In a nutshell, that's what it takes to be a rodeo clown.
To learn the art of clowning around, a handful of eager students gathered at the Lyle Sankey Rodeo School visiting Rio Linda in Sacramento County. They came for different reasons.
"My boys are going to do high school rodeo, so I figured if somebody was going to be out there doing cowboy protection, I'd rather it be me than somebody we didn't know," said Paul Melendrez.
Doug Talbot saw the school as a chance to learn from the best.
"Cory Wall is one of the best bullfighters that I can think of, so I figured this would be a good opportunity," Talbot said.
Wall, a famous rodeo clown whose antics have landed him on ESPN's Sports Center, taught the clear-cut rules of being a rodeo clown. Thirty-five schools in 25 cities are offered through the Lyle Sankey school system (Sankey himself was a rodeo star). Thousands of students pass through every year to learn skills that range from bareback bronco riding to being a rodeo clown.
The main job of a rodeo clown, said Wall, is to distract the bull after a rider has fallen off and give that rider time to get out of harm's way. To do this effectively, one must adhere to a series of lessons.
Lesson number one: Remain calm. Called emotion management, Wall instructed students to slow down and focus on their breathing. "But when you are out there in that arena with that bull and he's looking at you and nobody else, all the sudden your emotions go totally wild," Wall acknowledged.

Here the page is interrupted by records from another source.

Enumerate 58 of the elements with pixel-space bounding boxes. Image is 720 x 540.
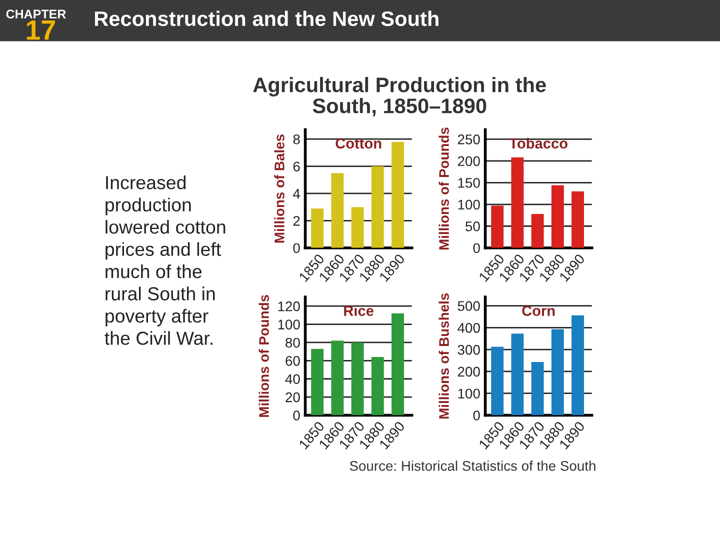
y-tick-label: 120 — [278, 301, 300, 312]
source-note: Source: Historical Statistics of the South — [350, 460, 596, 471]
chart-title: Corn — [522, 306, 555, 316]
y-axis-title: Millions of Pounds — [258, 294, 269, 417]
y-tick-label: 400 — [458, 322, 480, 333]
y-tick-label: 100 — [458, 200, 480, 210]
bar — [371, 357, 384, 416]
bar — [351, 342, 364, 416]
bar — [392, 313, 404, 416]
y-tick-label: 4 — [293, 188, 300, 199]
chart-title: Rice — [344, 305, 374, 316]
bar — [491, 206, 504, 248]
bar — [311, 348, 324, 416]
y-tick-label: 200 — [458, 156, 480, 166]
bar — [351, 207, 364, 248]
text: Agricultural Production in the South, 1850–1890 — [253, 76, 546, 116]
text: CHAPTER — [6, 10, 66, 18]
y-tick-label: 100 — [458, 388, 480, 399]
bar — [511, 157, 524, 248]
bar — [572, 315, 584, 416]
chart-title: Tobacco — [509, 138, 568, 149]
bar — [331, 173, 344, 248]
y-tick-label: 300 — [458, 344, 480, 355]
y-tick-label: 100 — [278, 320, 300, 330]
y-tick-label: 0 — [293, 243, 300, 254]
y-tick-label: 60 — [286, 356, 300, 366]
y-tick-label: 40 — [285, 374, 300, 384]
bar — [392, 142, 404, 248]
y-axis-title: Millions of Pounds — [438, 128, 449, 250]
y-tick-label: 0 — [473, 243, 480, 254]
text: Reconstruction and the New South — [94, 10, 438, 26]
y-tick-label: 50 — [466, 221, 480, 232]
bar — [311, 208, 324, 248]
bar — [572, 191, 584, 248]
bar — [551, 185, 564, 248]
y-tick-label: 0 — [473, 410, 480, 420]
text: Increased production lowered cotton prices and left much of the rural South in poverty after the Civil War. — [104, 176, 226, 345]
bar — [511, 334, 524, 416]
y-tick-label: 150 — [458, 178, 480, 188]
y-tick-label: 2 — [293, 216, 300, 226]
y-tick-label: 20 — [286, 392, 300, 402]
y-axis-title: Millions of Bushels — [438, 293, 449, 418]
y-tick-label: 200 — [458, 366, 480, 377]
bar — [331, 340, 344, 416]
y-tick-label: 8 — [293, 134, 300, 144]
bar — [371, 166, 384, 248]
y-tick-label: 80 — [286, 338, 300, 348]
chart-title: Cotton — [336, 138, 382, 149]
y-axis-title: Millions of Bales — [274, 134, 284, 243]
text: 17 — [26, 20, 55, 40]
bar — [551, 329, 564, 416]
y-tick-label: 500 — [458, 301, 480, 311]
bar — [531, 214, 544, 248]
bar — [491, 346, 504, 416]
y-tick-label: 0 — [293, 410, 300, 420]
y-tick-label: 250 — [458, 134, 480, 144]
y-tick-label: 6 — [293, 162, 300, 172]
bar — [531, 362, 544, 416]
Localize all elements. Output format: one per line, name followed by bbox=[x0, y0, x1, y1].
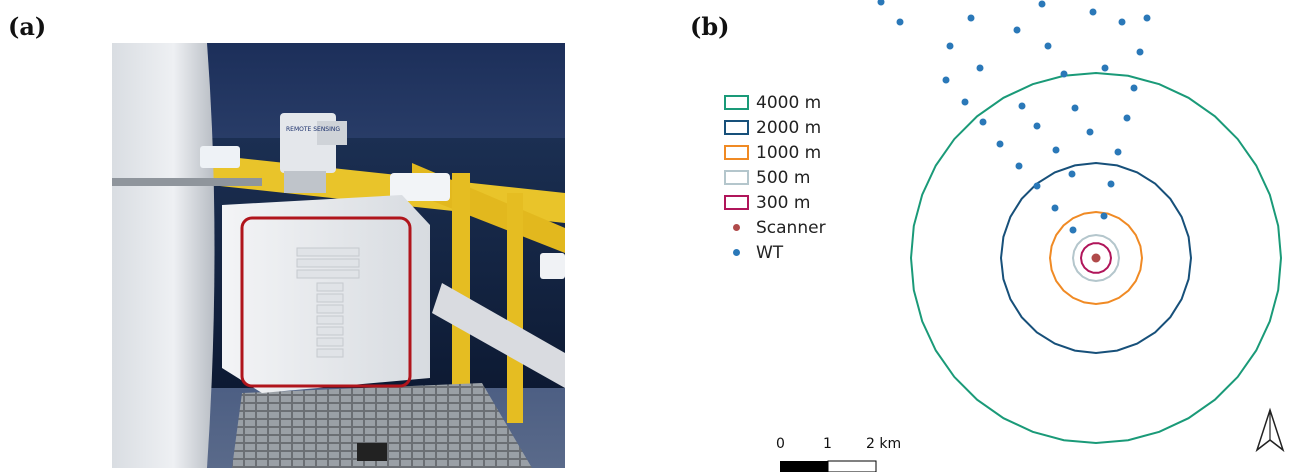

Lesson number two is athleticism. A clown needs different moves, fakes and a healthy set of legs and lungs to keep up with a raging bull.
Getting into costume—that's lesson number three. "You want to be remembered in this business in order to get rehired, and you want to do something that will make you stand out," Wall explained.
Students were taught what clothes to wear and what makeup to apply. While rodeo clowns offer serious cowboy protection, they also offer comedic relief and audience entertainment.
The final lesson is passion. "We're a lot like schoolteachers—they are good at what they do and love what they do, though they don't get paid much. We make a living, but I could make a living doing something else and not be happy and I'm just not about that," Wall said.
Being a rodeo clown may be a calling, for Talbot perhaps a career calling.
"Couldn't find a better job—cruise around the country and fight bulls and hit rodeos," he said.